The now-infamous DVDs that went missing, the ones that contained millions of personal data relating to those who were in receipt of child benefits, led to a directive within the NHS to bolt down data-sharing so that it became systematic and reliable with a mechanism to identify responsibility and accountability. Remember the loss of a laptop by the MOD on a train? The loss of a data dongle on the tube by a senior political aid? How about the now laughable ‘Bingate’ stirred up by Oliver Letwin when he put personal documents in the bin in a park. In the NHS we introduced systems and processes to manage data flows between parties. We have information sharing agreements (ISA) which are formed between parties so that each know and understand the processes involved, their roles, their responsibilities and ultimately who is accountable for the data shared.
How many leisure organisations use ISAs to assist their data- and information-sharing? I am not sure the requirement for an ISA is as systematic as one might expect. Here is a question for you: do you operate an exercise referral system, ie one from clinicians to the gym? Yes? You will be requiring an ISA then. Fact. My industry sources tell me some organisations have never heard of an ISA and many still think it is a savings account.
Now that we have come to the end of what is being celebrated as a national success, what are we going to do with the information held about all those who volunteered to be a Games maker? Many of these people were unemployed. Many will have been inspired and rightly proud of their involvement in an international success story that has been celebrated by the public, the participants, the officials, the politicians and the ancien régime that is the IOC.

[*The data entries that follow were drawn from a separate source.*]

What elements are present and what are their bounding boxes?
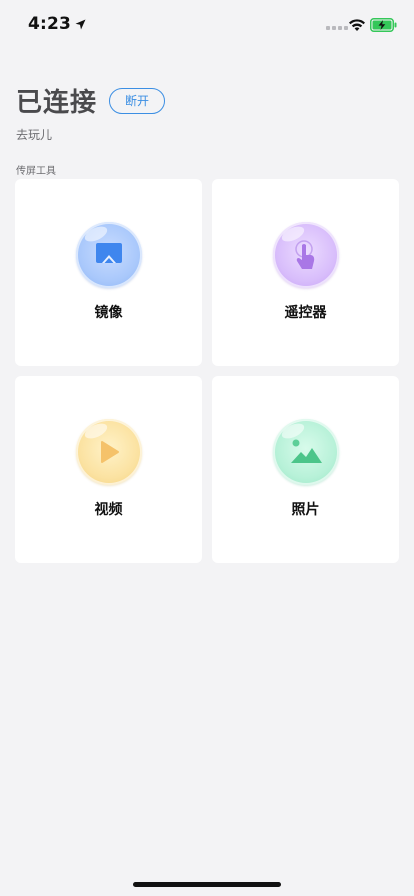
tools-grid: 镜像 遥控器 视频 照片 — [15, 179, 399, 563]
remote-control-tile[interactable]: 遥控器 — [212, 179, 399, 366]
disconnect-button[interactable]: 断开 — [109, 87, 166, 114]
cellular-signal-icon — [326, 26, 348, 30]
location-arrow-icon — [75, 19, 86, 30]
screen-mirror-icon — [75, 222, 142, 288]
tile-label: 视频 — [94, 502, 123, 518]
tile-label: 遥控器 — [284, 305, 327, 321]
battery-charging-icon — [370, 17, 397, 36]
photo-tile[interactable]: 照片 — [212, 376, 399, 563]
photo-icon — [272, 419, 339, 485]
tile-label: 镜像 — [94, 305, 123, 321]
home-indicator[interactable] — [133, 882, 281, 887]
video-play-icon — [75, 419, 142, 485]
status-time: 4:23 — [28, 14, 86, 34]
mirror-tile[interactable]: 镜像 — [15, 179, 202, 366]
video-tile[interactable]: 视频 — [15, 376, 202, 563]
remote-control-touch-icon — [272, 222, 339, 288]
section-label: 传屏工具 — [16, 166, 56, 177]
device-name: 去玩儿 — [16, 128, 53, 142]
status-bar: 4:23 — [0, 0, 414, 48]
wifi-icon — [348, 17, 366, 36]
page-title: 已连接 — [16, 88, 98, 118]
tile-label: 照片 — [291, 502, 320, 518]
time-text: 4:23 — [28, 14, 72, 34]
connection-header: 已连接 断开 — [16, 82, 166, 119]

If there is ever going to be a legacy it is with this 70,000-strong group of well-trained (so it is claimed by McDonalds), well-engaged, enthused and motivated individuals. And, of greatest value, we have their details on a database somewhere. But ‘somewhere’ is the crux. I wonder who has the access rights to this gold mine of information? I wonder how clubs, local authorities, voluntary groups/networks will be able to access these details to bolster their ranks for events, coaching support, time bank systems and so on. The potential is endless. No doubt the clip board carrier will say it cannot be shared but there is no doubt that there could have been an information legacy.
At the time of writing, I understand that applications to become a Paralympic volunteer are increasing rapidly. Were the information of those who have offered their time for so many events over recent years readily available on a database somewhere we could contact them. We could call them, email them, text them, Skype them even, and ask if they want to help. We could be far more proactive and joined up on this agenda.
The Olympic Games have been delivered on a miniscule diet comparable to war rations: a bottle of water, a piece of fruit, a roll and bag of crisps for each Games maker. All this has been achieved through the industrialisation of the volunteer role but also through pure hunger to help. During austere times goodwill is one of the most difficult things to generate but here is a legacy that is easy to achieve, a legacy of information about the already engaged.
Carl Bennett is a senior health improvement specialist in the Directorate of Public Health, NHS Stoke on Trent. He is a regular contributor to The Leisure Review.